A dataflow consists of a series of “blocks”. Each block, known as a port in the older CCR, can be a source and/or target for data. Data usually enters into a dataflow by being posted to a propagation block, which is block that implements both ISourceBlock<T> and ITargetBlock<T>. Since this block is a source, it may be linked to other target or propagation blocks. Data flows from one block to the next in an asynchronous fashion, often being buffered at the source or target until such time as it is needed.

As the name implies, the infrastructure beneath TPL Dataflow is .NET 4’s Task Parallel Library. And like the TPL you can replace the default scheduler with a custom implementation. Out of the box you one based on .NET’s thread pool system and one that uses the synchronization context framework. The latter would be used when you want the dataflow to run on a particular thread, for example when using dataflow to manipulate a GUI. The documentation is unclear on this point, but it appears that you can set the scheduler on a block-by-block basis. If true, this would provide an excellent means for marshaling data back into the GUI thread.

By default a dataflow is tuned for performance over fairness. Implementation wise, this means that once a block is activated it will continue to process data until it runs out. To prevent one block from consuming all available resources one can put a message count limit on it. When set, the block will only process that many pieces of data before terminating the current task and allowing another to take over.

Blocks can consume data on a greedy or non-greedy fashion. The latter is very important for use in situations where multiple targets are vying for messages from the same source. For example, when using multiple targets to load-balance a single source you want to ensure those targets are non-greedy lest everything be dumped into the first greedy block. Another reason to use non-greedy consumers is to allow messages to be dropped when they are replaced by newer versions. An example of this would be the Broadcast block. It offers each message to every one of its target. If the targets don’t accept the block it will only remain available until the next time the Broadcast block receives a message.

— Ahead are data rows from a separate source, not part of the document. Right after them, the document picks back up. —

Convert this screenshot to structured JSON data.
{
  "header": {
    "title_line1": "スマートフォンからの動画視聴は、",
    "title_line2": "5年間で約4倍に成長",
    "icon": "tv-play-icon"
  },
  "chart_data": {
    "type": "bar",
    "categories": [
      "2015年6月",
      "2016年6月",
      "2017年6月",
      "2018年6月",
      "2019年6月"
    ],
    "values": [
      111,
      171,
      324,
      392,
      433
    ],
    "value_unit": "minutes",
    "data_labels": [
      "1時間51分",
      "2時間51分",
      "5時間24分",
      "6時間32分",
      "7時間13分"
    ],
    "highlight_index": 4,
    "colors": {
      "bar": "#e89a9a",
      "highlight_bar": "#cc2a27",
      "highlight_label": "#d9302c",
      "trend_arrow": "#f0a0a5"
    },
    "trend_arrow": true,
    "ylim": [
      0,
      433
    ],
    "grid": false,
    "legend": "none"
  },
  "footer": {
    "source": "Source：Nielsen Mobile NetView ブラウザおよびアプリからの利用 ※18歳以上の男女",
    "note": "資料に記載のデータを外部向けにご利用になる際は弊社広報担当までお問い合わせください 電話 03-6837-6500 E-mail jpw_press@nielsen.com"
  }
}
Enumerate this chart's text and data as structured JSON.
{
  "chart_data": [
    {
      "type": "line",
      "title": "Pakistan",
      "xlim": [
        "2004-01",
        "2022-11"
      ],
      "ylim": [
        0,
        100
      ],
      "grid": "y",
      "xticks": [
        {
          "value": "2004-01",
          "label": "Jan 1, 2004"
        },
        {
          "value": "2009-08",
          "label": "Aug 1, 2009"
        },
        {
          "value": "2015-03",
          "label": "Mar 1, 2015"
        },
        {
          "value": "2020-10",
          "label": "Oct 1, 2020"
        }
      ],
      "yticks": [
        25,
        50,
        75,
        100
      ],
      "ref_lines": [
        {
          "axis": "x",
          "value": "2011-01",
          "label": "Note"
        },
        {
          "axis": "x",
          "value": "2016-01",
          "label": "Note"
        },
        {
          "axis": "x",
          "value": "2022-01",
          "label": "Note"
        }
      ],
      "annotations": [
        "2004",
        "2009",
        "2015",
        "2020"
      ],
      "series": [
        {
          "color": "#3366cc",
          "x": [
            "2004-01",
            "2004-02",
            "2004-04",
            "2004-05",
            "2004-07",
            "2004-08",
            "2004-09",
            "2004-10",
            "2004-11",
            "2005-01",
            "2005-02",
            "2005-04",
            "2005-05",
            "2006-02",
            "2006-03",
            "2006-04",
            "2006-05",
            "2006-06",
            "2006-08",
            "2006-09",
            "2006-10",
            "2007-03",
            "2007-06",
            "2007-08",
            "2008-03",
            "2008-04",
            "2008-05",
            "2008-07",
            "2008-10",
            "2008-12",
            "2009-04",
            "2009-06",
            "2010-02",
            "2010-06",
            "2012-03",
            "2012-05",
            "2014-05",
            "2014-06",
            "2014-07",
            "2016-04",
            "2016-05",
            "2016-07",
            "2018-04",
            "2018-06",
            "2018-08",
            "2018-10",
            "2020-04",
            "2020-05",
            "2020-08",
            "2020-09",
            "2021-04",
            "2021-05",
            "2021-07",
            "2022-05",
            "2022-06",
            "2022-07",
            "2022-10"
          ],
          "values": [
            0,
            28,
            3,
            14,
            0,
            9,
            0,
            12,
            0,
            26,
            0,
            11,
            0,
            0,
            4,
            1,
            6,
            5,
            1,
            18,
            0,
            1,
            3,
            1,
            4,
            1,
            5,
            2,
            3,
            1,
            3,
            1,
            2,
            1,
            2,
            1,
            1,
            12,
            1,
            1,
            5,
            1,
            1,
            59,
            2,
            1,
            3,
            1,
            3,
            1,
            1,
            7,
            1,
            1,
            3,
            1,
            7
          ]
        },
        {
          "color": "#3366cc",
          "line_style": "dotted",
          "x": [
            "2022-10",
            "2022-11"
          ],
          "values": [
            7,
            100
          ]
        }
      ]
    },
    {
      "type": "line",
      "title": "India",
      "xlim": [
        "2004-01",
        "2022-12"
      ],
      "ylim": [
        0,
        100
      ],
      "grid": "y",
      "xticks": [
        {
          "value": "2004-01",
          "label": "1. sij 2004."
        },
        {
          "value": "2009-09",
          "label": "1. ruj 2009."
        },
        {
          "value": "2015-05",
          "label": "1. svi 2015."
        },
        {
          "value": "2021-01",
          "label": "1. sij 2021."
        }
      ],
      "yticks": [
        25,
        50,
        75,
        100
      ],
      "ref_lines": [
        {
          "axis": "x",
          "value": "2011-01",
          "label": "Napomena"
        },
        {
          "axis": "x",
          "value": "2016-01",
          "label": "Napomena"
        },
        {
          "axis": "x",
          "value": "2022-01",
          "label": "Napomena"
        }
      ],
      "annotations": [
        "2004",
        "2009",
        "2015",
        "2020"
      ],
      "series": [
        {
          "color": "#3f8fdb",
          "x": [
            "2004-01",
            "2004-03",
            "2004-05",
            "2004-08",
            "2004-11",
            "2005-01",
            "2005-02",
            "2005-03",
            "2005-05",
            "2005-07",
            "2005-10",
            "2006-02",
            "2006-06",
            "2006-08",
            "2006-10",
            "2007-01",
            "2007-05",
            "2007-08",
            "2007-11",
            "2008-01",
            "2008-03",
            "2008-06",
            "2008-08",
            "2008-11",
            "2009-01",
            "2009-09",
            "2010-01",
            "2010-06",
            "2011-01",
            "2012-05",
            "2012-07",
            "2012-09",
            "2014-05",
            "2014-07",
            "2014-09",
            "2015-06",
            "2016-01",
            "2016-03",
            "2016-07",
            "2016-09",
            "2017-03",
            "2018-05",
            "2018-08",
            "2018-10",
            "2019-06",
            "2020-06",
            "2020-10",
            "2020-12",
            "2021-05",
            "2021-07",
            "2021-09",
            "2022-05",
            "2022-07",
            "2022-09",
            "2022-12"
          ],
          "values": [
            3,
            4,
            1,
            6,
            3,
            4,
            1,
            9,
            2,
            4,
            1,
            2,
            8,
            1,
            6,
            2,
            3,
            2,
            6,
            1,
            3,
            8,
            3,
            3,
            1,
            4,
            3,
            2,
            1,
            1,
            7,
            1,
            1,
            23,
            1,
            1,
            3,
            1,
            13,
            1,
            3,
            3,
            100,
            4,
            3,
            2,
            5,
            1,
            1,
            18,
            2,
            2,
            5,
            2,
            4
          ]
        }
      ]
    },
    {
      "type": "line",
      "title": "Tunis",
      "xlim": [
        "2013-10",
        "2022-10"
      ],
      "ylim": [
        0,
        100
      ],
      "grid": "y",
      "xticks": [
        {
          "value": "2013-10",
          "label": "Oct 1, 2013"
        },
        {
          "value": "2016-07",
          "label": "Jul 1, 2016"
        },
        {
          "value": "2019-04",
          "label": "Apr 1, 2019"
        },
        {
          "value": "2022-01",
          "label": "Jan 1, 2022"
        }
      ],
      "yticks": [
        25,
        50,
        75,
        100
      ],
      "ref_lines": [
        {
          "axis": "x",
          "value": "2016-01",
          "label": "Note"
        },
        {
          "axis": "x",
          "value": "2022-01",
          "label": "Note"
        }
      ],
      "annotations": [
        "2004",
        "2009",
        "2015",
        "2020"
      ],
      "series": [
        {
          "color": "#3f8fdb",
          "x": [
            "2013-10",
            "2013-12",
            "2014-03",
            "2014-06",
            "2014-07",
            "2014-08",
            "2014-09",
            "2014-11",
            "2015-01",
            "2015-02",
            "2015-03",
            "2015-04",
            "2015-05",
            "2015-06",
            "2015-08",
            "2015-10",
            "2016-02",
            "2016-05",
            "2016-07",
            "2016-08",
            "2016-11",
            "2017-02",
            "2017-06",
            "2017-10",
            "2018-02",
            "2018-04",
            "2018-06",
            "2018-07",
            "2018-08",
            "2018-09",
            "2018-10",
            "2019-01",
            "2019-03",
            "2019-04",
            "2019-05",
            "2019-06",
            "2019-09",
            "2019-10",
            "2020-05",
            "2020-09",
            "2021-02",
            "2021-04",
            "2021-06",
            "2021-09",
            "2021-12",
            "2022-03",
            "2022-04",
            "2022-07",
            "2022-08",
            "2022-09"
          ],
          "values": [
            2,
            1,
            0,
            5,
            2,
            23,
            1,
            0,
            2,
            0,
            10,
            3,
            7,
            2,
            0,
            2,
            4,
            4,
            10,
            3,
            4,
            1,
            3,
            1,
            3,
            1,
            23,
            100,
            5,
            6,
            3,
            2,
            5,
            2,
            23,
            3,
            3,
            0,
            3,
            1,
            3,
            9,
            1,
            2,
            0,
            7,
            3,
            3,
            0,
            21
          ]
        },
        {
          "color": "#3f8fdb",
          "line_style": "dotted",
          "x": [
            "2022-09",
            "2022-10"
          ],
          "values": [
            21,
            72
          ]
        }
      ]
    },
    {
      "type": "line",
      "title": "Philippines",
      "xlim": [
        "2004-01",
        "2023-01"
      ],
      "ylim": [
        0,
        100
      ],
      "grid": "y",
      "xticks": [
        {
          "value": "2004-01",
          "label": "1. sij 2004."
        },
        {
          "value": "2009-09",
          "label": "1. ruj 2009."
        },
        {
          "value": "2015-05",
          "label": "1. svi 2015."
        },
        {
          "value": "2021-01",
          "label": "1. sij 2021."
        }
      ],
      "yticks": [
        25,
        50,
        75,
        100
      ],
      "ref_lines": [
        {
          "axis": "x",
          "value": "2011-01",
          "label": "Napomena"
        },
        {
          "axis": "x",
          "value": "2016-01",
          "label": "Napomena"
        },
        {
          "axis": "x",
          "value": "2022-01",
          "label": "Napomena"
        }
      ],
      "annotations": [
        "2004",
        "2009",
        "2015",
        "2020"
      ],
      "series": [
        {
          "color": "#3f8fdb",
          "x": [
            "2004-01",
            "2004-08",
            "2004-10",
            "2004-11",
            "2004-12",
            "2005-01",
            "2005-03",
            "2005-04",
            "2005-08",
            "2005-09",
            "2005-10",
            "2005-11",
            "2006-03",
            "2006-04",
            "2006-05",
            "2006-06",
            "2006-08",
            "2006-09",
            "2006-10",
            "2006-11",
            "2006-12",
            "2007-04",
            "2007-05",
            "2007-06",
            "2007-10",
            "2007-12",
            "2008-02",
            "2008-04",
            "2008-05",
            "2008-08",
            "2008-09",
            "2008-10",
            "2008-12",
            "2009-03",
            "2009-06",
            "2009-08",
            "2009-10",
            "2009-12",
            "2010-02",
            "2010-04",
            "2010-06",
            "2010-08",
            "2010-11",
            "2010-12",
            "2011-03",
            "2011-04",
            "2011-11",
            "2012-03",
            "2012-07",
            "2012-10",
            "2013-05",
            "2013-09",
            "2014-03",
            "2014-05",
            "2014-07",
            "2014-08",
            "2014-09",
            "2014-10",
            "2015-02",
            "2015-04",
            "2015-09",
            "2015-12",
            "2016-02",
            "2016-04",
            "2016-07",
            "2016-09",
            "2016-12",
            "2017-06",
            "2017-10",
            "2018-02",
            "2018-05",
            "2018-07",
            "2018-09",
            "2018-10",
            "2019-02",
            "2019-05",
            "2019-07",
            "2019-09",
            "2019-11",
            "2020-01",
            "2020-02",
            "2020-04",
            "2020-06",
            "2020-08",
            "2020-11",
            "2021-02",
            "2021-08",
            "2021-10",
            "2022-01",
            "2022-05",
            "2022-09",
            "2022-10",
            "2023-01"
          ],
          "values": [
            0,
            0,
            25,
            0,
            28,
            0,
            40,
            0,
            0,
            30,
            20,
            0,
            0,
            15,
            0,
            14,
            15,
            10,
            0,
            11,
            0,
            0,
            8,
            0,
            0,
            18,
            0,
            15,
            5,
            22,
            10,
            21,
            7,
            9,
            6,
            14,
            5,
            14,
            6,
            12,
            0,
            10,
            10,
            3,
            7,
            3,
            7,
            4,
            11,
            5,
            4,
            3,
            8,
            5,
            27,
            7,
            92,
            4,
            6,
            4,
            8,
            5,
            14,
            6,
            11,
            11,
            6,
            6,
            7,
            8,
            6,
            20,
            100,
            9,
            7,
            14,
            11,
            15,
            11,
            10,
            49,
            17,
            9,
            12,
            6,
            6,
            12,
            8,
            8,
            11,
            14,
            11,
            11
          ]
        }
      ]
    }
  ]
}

Turning to the issue of locking, TPL Dataflow has an interesting design to avoid deadlocks. When a given block needs input from multiple sources, it will wait until all sources have data available. At that point it will use a two-phase commit to ensure it can actually acquire data from each source. It is highly recommended that one relies on this mechanism and not try to manually lock data that is inside the workflow.

This design, especially when combined with blocks like Broadcast, can lead to race conditions. Essentially the problem is that one message be delivered and acted upon by multiple blocks. Since locks can interfere with the scheduler, it is much safer to use immutable data types as messages.

The TPL Dataflow library is available with the Async CTP.